The robustness of our method was further supported by the analysis of the full set of models submitted for CAPRI (rounds 3–5) for the 6 targets that did not undergo a large structural rearrangement upon binding (18). For these targets, we showed that ‘FastContact’ was able to discriminate near-native predictions from docked conformations far from the binding site for 5 of the targets (10), and for all but one of the manual predictions submitted to CAPRI. For instance, Figure 3 shows the re-scoring of models submitted for targets 8 and 12 by 13 different groups around the world. In all cases, ‘FastContact’ correctly identified the near-native conformation, even when the modeler failed to do so.
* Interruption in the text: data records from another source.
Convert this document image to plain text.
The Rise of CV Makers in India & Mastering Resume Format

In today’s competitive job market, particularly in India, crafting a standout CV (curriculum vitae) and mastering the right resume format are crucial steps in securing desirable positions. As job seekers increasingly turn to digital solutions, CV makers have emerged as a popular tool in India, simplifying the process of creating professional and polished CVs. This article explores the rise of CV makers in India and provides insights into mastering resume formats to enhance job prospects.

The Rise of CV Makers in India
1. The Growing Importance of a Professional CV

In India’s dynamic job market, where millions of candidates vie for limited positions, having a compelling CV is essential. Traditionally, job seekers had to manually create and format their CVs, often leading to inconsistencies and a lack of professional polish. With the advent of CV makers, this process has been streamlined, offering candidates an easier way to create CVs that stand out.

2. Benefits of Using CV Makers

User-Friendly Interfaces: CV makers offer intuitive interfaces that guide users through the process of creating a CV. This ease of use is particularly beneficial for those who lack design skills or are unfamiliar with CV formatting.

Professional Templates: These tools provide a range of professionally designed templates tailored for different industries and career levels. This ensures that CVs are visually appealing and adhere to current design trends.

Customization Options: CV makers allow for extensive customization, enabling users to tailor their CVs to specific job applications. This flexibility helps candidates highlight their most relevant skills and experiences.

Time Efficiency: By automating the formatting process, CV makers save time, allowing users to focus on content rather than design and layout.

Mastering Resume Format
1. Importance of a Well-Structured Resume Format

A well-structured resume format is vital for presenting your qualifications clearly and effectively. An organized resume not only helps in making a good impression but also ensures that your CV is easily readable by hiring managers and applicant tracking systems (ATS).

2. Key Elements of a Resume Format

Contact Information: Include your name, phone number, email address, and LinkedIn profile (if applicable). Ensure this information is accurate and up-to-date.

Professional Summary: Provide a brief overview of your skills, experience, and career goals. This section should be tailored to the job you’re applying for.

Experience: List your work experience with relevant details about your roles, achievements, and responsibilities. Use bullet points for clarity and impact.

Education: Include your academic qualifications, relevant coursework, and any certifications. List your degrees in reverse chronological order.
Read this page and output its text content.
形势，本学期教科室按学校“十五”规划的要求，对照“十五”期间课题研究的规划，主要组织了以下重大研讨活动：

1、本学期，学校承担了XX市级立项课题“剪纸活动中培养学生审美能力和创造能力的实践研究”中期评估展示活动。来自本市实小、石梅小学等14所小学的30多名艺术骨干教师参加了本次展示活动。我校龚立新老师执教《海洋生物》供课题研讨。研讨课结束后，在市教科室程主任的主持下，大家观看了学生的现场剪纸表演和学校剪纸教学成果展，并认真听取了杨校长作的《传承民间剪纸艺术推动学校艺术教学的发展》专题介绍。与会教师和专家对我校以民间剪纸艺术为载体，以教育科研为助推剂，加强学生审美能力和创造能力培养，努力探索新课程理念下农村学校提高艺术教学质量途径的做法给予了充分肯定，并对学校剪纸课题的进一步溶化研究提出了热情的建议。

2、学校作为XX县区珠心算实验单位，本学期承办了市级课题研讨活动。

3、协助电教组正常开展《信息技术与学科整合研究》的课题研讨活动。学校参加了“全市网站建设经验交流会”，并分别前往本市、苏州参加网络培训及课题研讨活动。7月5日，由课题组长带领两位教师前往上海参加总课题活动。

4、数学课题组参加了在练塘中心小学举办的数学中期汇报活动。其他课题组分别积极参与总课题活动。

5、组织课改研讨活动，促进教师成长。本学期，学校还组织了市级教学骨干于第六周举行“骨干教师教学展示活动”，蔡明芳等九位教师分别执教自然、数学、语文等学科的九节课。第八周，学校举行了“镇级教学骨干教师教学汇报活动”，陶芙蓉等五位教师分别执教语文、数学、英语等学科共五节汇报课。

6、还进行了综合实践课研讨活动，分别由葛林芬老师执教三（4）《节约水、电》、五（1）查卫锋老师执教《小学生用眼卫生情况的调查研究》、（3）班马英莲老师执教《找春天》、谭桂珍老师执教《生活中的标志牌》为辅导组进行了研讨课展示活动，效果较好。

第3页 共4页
By splitting the free energy between electrostatics and desolvation, ‘Fastcontact’ also provides immediate insights into the nature of the binding interactions. Namely, negative desolvation is associated with a hydrophobic pocket at the binding site, whereas positive desolvation characterizes mostly polar interfaces. This is important since sometimes electrostatic or desolvation alone could lead to better discrimination than the combination of the two (21,22). The latter is, of course, due to the intrinsic limitations of empirical free energies. In particular, reliable estimates for solvent and entropic interactions are not yet available.
OTHER SERVERS
We are aware of only one server that estimate binding free energies of complex structures: http://sparks.informatics.iupui.edu/czhang/complex.html by the Zhou Lab (8). The server returns a single binding free energy estimate in kcal/mol that was shown to correlate with experimental values (±1.8 kcal/mol) for some 69 crystal structures.
AVAILABILITY
The web server is available freely and without registration at: http://structure.pitt.edu/servers/fastcontact/
ACKNOWLEDGEMENTS
The ‘FastContact’ Server has been thoroughly tested by over 500 runs from users all over the world. We are grateful to the many people around the world who tested our server and provided constructive feedback. This material is based upon work supported by the National Science Foundation under Grant No. MCB-0444291. Funding to pay the Open Access publication charges for this article was provided by NSF.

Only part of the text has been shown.